A professor in the Department of Sociology, Gottdiener has been invited to teach urban sociology at China’s Shanghai Jiao Tong University, one of the world’s most highly ranked universities, for six weeks beginning July 1.

He plans to teach his course using his perennially popular 1994 textbook, “New Urban Sociology,” now being revised for its fifth edition. It was translated into Chinese four years ago by Huang Yi, College of Architecture and Urban Planning, Tongji University.

He also has been invited by the U.S. Consulate in Shanghai to address a select audience interested in issues of urbanization.

As for Shanghai itself, Gottdiener says that “As an urbanist, I could not ask for a better place to be.”

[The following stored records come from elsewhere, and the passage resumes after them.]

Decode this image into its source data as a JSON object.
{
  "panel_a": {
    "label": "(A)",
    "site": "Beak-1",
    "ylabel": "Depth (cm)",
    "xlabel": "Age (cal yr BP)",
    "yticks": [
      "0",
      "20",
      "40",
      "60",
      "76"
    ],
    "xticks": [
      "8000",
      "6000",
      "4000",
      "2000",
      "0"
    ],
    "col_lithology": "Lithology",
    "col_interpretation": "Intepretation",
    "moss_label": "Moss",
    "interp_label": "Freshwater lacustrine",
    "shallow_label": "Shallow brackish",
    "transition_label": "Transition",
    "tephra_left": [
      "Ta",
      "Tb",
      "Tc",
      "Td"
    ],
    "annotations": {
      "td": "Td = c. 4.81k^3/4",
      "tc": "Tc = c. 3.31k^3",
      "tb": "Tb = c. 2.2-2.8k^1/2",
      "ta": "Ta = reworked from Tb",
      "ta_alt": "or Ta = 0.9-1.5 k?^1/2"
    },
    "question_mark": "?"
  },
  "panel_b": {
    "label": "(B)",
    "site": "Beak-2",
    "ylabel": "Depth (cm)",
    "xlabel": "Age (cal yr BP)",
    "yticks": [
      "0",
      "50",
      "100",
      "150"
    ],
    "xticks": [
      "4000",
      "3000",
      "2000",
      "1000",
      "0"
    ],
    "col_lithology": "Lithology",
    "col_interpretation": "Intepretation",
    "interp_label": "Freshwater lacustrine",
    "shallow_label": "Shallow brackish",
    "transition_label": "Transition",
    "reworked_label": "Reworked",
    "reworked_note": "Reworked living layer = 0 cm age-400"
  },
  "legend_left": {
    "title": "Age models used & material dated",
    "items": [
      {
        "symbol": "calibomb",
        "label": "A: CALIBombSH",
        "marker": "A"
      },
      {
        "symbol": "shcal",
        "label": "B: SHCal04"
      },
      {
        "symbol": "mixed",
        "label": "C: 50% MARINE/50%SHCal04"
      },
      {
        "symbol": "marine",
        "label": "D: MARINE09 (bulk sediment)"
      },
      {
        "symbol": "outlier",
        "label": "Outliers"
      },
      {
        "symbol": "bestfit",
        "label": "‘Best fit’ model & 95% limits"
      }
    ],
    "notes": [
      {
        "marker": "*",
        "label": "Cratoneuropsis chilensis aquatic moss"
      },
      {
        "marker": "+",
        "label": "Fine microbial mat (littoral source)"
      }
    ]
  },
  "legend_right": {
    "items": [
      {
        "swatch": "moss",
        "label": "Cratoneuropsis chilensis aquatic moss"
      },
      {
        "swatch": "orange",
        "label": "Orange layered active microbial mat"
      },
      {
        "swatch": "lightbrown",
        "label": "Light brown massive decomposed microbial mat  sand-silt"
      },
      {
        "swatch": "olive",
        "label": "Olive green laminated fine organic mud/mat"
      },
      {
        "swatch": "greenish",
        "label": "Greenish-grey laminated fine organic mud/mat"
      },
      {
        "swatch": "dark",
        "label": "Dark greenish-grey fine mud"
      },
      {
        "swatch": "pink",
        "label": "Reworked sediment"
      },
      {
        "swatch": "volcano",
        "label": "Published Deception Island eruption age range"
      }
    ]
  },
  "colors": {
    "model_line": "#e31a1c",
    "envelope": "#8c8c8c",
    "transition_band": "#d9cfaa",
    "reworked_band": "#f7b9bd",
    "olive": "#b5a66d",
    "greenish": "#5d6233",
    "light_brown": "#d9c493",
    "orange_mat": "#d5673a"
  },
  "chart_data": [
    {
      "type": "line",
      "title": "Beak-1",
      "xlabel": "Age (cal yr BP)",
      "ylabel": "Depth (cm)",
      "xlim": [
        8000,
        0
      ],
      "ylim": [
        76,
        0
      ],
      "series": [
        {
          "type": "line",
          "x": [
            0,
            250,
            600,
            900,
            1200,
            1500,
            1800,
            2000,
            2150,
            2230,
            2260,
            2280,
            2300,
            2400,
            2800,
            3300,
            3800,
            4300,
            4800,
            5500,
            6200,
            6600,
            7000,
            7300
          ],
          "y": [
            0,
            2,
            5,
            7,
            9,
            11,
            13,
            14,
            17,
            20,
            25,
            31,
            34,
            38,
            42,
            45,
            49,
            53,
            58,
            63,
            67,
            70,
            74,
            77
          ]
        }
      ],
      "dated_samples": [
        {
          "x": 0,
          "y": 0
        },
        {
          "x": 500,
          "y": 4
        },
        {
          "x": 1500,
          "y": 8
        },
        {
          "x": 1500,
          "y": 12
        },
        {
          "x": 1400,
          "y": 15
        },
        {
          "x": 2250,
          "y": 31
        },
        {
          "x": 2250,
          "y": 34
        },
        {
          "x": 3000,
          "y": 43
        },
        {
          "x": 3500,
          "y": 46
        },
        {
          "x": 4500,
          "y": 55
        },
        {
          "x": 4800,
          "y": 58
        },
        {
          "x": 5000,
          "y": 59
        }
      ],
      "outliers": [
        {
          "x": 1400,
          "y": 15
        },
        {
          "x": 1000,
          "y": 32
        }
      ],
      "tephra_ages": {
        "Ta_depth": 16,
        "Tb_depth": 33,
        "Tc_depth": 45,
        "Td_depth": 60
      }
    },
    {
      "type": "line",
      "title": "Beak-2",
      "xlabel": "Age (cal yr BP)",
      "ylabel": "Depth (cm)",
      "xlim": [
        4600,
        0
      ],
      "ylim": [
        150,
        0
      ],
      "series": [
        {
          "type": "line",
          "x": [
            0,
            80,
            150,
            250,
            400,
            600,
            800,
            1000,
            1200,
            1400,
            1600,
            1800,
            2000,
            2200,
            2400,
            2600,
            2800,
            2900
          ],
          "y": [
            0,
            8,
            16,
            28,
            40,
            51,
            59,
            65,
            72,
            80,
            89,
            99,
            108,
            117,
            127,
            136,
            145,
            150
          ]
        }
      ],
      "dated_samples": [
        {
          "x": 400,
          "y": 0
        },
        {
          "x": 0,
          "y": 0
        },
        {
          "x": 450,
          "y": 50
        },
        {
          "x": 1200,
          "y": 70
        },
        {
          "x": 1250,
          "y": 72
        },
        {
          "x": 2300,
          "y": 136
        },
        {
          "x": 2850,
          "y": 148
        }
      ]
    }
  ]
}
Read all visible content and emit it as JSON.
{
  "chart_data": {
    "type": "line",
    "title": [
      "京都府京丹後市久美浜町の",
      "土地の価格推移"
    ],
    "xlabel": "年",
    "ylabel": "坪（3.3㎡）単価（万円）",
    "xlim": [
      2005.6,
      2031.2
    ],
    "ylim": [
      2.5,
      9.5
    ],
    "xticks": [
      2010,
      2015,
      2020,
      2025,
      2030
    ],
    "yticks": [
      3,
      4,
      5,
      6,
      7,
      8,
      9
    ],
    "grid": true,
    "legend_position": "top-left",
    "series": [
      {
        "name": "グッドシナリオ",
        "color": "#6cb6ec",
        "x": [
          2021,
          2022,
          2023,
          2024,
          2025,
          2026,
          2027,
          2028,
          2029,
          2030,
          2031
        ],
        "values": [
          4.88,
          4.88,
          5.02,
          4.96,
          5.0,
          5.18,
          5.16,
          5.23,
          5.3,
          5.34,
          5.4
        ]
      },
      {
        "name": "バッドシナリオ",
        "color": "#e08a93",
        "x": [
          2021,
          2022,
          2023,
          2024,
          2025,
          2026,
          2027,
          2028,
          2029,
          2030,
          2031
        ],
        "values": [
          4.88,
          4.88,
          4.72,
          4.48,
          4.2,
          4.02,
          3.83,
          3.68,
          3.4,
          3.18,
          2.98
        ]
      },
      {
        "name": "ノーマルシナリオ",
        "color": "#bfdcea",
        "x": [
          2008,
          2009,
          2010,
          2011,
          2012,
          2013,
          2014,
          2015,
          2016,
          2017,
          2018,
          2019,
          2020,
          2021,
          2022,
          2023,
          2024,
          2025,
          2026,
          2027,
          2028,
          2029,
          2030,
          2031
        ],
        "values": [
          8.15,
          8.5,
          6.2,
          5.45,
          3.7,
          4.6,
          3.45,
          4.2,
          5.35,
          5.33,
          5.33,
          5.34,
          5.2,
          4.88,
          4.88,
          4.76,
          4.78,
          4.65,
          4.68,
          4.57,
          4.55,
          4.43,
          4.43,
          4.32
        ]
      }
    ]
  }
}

 “I’ve studied and written about the development of many urban centers, but Shanghai, the Chinese equivalent of New York City, is considered by many to be the greatest city in the world,” he says.

“It has a population of more than 20 million, one-third of them non-Chinese, and is a rapidly growing metropolitan region famous for its innovation in technology, academics and culture. Of course the food, film, music and culture, I am told, are spectacular. Having six weeks to explore is, for me, an exceptional opportunity.

 “I will be fully supported with a generous salary, hotel accommodation, a research assistant and air fare,” Gottdiener says, adding that his wife Jennifer, recently retired director of articulation services at UB, will accompany him to Shanghai and later, on a “spiritual and cultural” visit to Tibet to visit several Lhasa monasteries.

Gottdiener is a founder of what is frequently referred to as “the new urban sociology,” a field that considers the rise and fall of cities and regions, their class-shaped patterns of capitalistic urban development, real estate manipulations and their symbolic dimensions.

He also developed a new urban paradigm that focuses on such things as cultural semiotics and popular culture, and how cultural issues are related to social problems. He has written 14 books on these subjects. Much of this cutting edge research is presented for undergraduates in the book he will use in Shanghai this summer.

One of the nation’s leading urban sociologists, Gottdiener is the recipient of the 2010-11 Robert and Helen Lynd Lifetime Achievement Award for distinguished career achievements in community and urban sociology from the American Sociological Association (ASA).

The Lynd award, one of the most notable awards presented by the ASA, is one of many honors received by Gottdiener during his career, among them a number of international visiting scholar positions (three in 2007 alone), a special session of the Eastern Sociological Society’ annual meeting and several distinguished lectureships and fellowships, including two Fulbrights.